Speaker 1:But with hormones specifically, there are fluctuations based on the stressors that you're under, based on like how undernourished you've been, whether that's under eating or just undernourished because you're not getting like the minerals and the nutrients that you need.
Speaker 1:And there's just a layer, i think, for so many of us, of this like perfectionist mindset that can be holding us back so much when truly being able to switch over to like how can I add in nourishment, how can I love my body without having this like black and white expectation, i think is really important.

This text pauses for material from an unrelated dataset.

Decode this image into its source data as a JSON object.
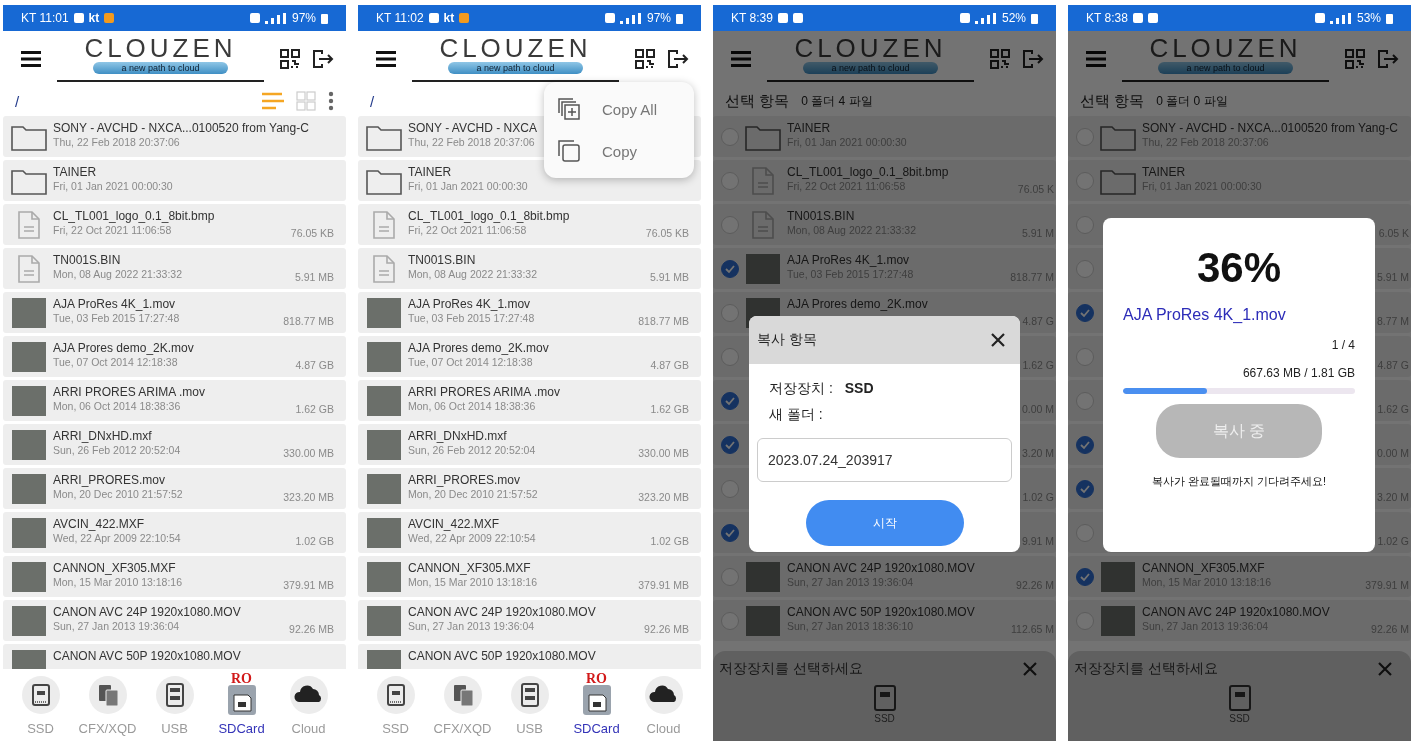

Speaker 1:And so when we see those hormone fluctuations and as I'm working with my clients on hormones, like there are ups and downs because as estrogen is, as progesterone is supported, estrogen moves out of the body a little bit more, and so there's just like there are going to be ups and downs in the healing journey. But when we have this X, y, z like if I only eat 1200 calories, i will lose this many pounds, and that's what we're like used to being able to control, number one, eventually that doesn't work anymore because your metabolism is so slow. But number two, like we bring that focus into our other areas of health when we truly are focused on gaining health versus just losing weight, and it can be hard to get past that. So I'd love to hear if you have any other thoughts on that.
Speaker 2:Yeah, that perfectionism, all or nothing mentality is huge amongst chronic dieters, and especially in the health and wellness field. Like you, look online and everyone is telling you that in order to be healthy, you need to cut out all these foods and you need to eat a certain way and to work out a certain way. And what's like paradoxical is, at the time when I was so obsessed with healthy eating, i had that all or nothing mentality, thinking I can't eat carbs or I have to lower my carbs and I can't eat processed foods. And when I actually started breaking free from those food rules and I started breaking through from those restrictions that were actually externally imposed by how other people told me I should eat and every food decision was driven by guilt instead of nourishment, and I actually started taking my power back. And that's what intuitive eating is all about is about taking your power back and powering yourself to make decisions because you want to, because that's what feels good, instead of making decision based on other people's opinions and advice. I started making decisions because I wanted to and I started turning towards whole foods because I liked how it made me feel And when you can break free from that all or nothing mentality when it comes to food and you allow yourself to live in the gray that, yeah, i actually can have a cookie and a salad in the same day, and that is part of being healthy.
Speaker 2:That is part of creating a long term sustainable life. Instead of that all or nothing mentality, which is I will be all in for a short period of time, well then there's always going to be the flip side, which is the all out. So either I'm being perfect and I'm eating all the right things or I make one little mistake and it switches this on switch in my brain And I have to just eat all the foods and then just get back on the wagon on Monday. When you allow yourself to break free from that perfectionism and you live in the gray, then you can make you actually more likely to start craving those foods and to start wanting those foods authentically, instead of forcing yourself to have them and then resenting it because it's someone else taking away your autonomy from your food choices.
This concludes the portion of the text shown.